There’ll be more music waiting at Met Breuer. For most of March, the jazz pianist and composer Vijay Iyer will hold court in the lobby-level gallery, playing concerts — sometimes as many as six sets a day — with a rotating crew of guests. Iyer, the Met’s workaholic artist-in-residence, even provided music for the pauses, in the form of a sound installation and short films he scored. At the end of the month, he moves upstairs for a pair of ticketed concerts with the trumpeter Wadada Leo Smith. The new work, A Cosmic Rhythm With Each Stroke was inspired by the subject of the museum’s first solo show, the Indian artist Nasreen Mohamedi. Iyer connected with the spare rigor of Mohamedi’s pencil-drawn patterns, the silence between her delicate lines. “Those drawings do something to me at the synaptic level,” he says. “They make my brain buzz. And we wanted to bring that out.”

Stitching together a geographically dispersed institution is a new mandate, but the musical component emerges naturally from the work of Limor Tomer, who runs the museum’s concerts and lectures department. For years before her arrival in 2011, the Met’s performance program was a genteel and slightly sleepy operation, presenting scholars and string quartets in the Grace Rainey Rogers Auditorium for an audience of aging loyalists. (Paul Newman was a regular.) Tomer raised the buzz quotient, hiring resident artists (like DJ Spooky and the ETHEL quartet) with both populist and intellectual credentials. She also, sometimes cumbersomely, presented performances throughout the galleries. In 2014, the now-defunct Gotham Chamber Opera staged Monteverdi’s martial one-act opera Il combattimento di Tancredi e Clorinda in the arms and armor hall, then moved to a stage built among the medieval sculptures for a new opera by Lembit Beecher. “The Met is a repository of ideas, not of objects,” says Tomer. “When you think of it that way, the physical building becomes an opportunity as opposed to a box.”
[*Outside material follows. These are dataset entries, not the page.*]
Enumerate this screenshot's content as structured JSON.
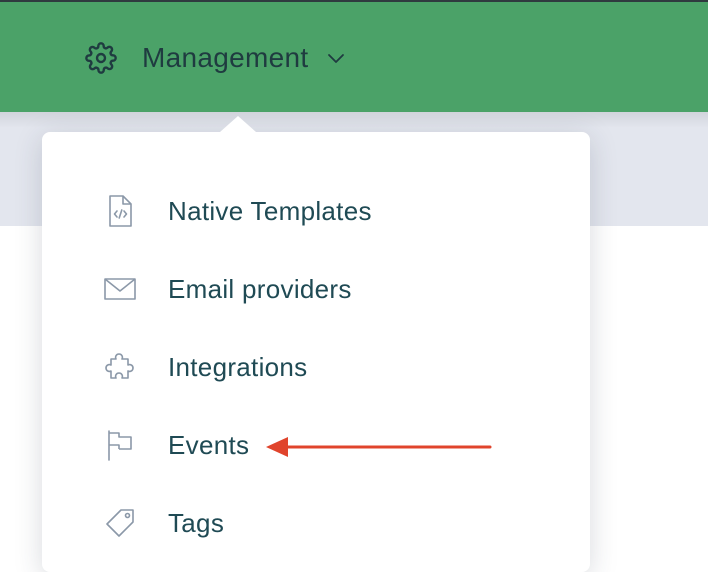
{
  "header": {
    "menu_label": "Management",
    "icon": "gear-icon",
    "chevron": "chevron-down-icon",
    "background_color": "#4ba268"
  },
  "dropdown": {
    "items": [
      {
        "label": "Native Templates",
        "icon": "code-file-icon"
      },
      {
        "label": "Email providers",
        "icon": "envelope-icon"
      },
      {
        "label": "Integrations",
        "icon": "puzzle-piece-icon"
      },
      {
        "label": "Events",
        "icon": "flag-icon"
      },
      {
        "label": "Tags",
        "icon": "tag-icon"
      }
    ]
  },
  "annotation": {
    "type": "arrow",
    "points_to": "Events",
    "color": "#e0442c"
  }
}
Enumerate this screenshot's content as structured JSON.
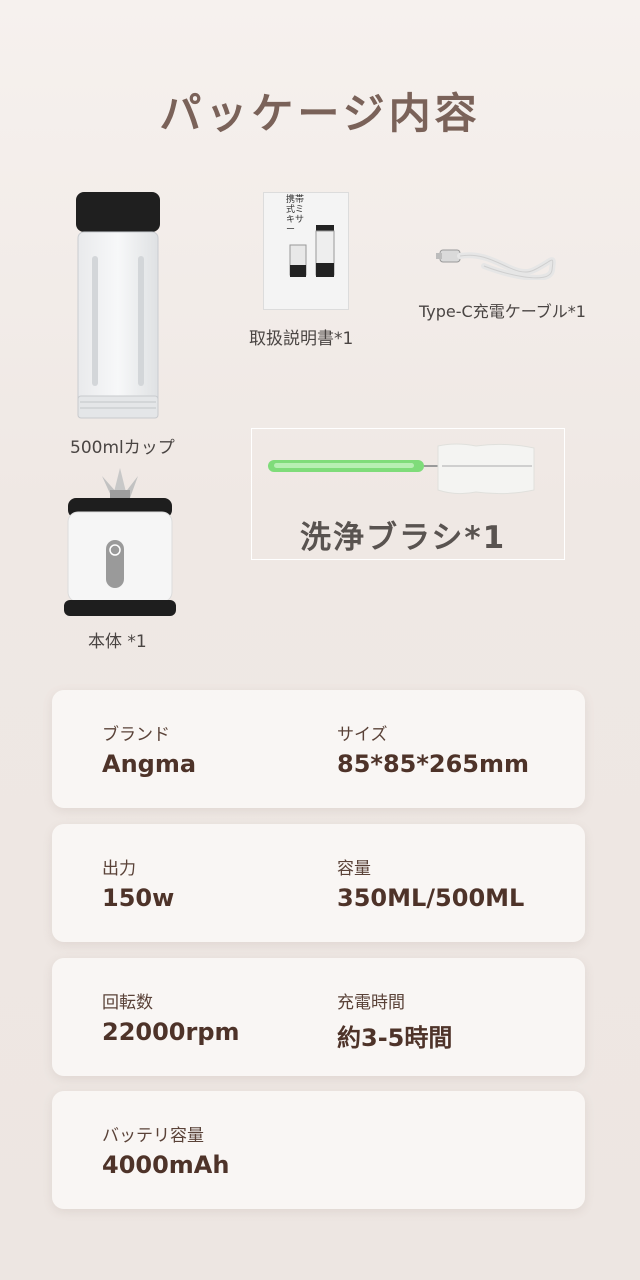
{
  "title": "パッケージ内容",
  "colors": {
    "title": "#7a6259",
    "spec_text": "#4e3329",
    "accent_green": "#6fd06a"
  },
  "items": {
    "cup": "500mlカップ",
    "manual": "取扱説明書*1",
    "manual_cover_title": "携帯式ミキサー",
    "cable": "Type-C充電ケーブル*1",
    "brush": "洗浄ブラシ*1",
    "base": "本体 *1"
  },
  "specs": [
    {
      "label": "ブランド",
      "value": "Angma",
      "label2": "サイズ",
      "value2": "85*85*265mm"
    },
    {
      "label": "出力",
      "value": "150w",
      "label2": "容量",
      "value2": "350ML/500ML"
    },
    {
      "label": "回転数",
      "value": "22000rpm",
      "label2": "充電時間",
      "value2": "約3-5時間"
    },
    {
      "label": "バッテリ容量",
      "value": "4000mAh"
    }
  ]
}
To celebrate the Met’s expansion, she has also landed the U.S. premiere of Karlheinz Stockhausen’s 21-part suite of pieces called Klang. Stockhausen, who died in 2007, was partial to theatrical blowouts that are almost — but not quite — impossible to mount: He once wrote a string quartet in which the players are distributed in four hovering helicopters. Klang, his final, incomplete extravaganza, is a round-the-clock ritual, an assemblage of chamber pieces that includes a half-hour organ solo called “Ascension,” and another piece called “Heaven’s Gate,” for one percussionist, cymbals, sirens, and a wooden door. On March 25 and 26, a force of 33 musicians will spread out among the three locations in a series of repeating and concurrent performances. Peripatetic audience members might start out at the Cloisters on Saturday morning, take the No. 4 bus to the Ur-Met in time for the big organ and percussion numbers, and then make the leisurely jaunt to the Breuer for the electronic portions. That’s a long day, but actually not long enough, Tomer says: “To experience the whole thing you need a helicopter and a time machine — which, considering it’s Stockhausen, is perfect.”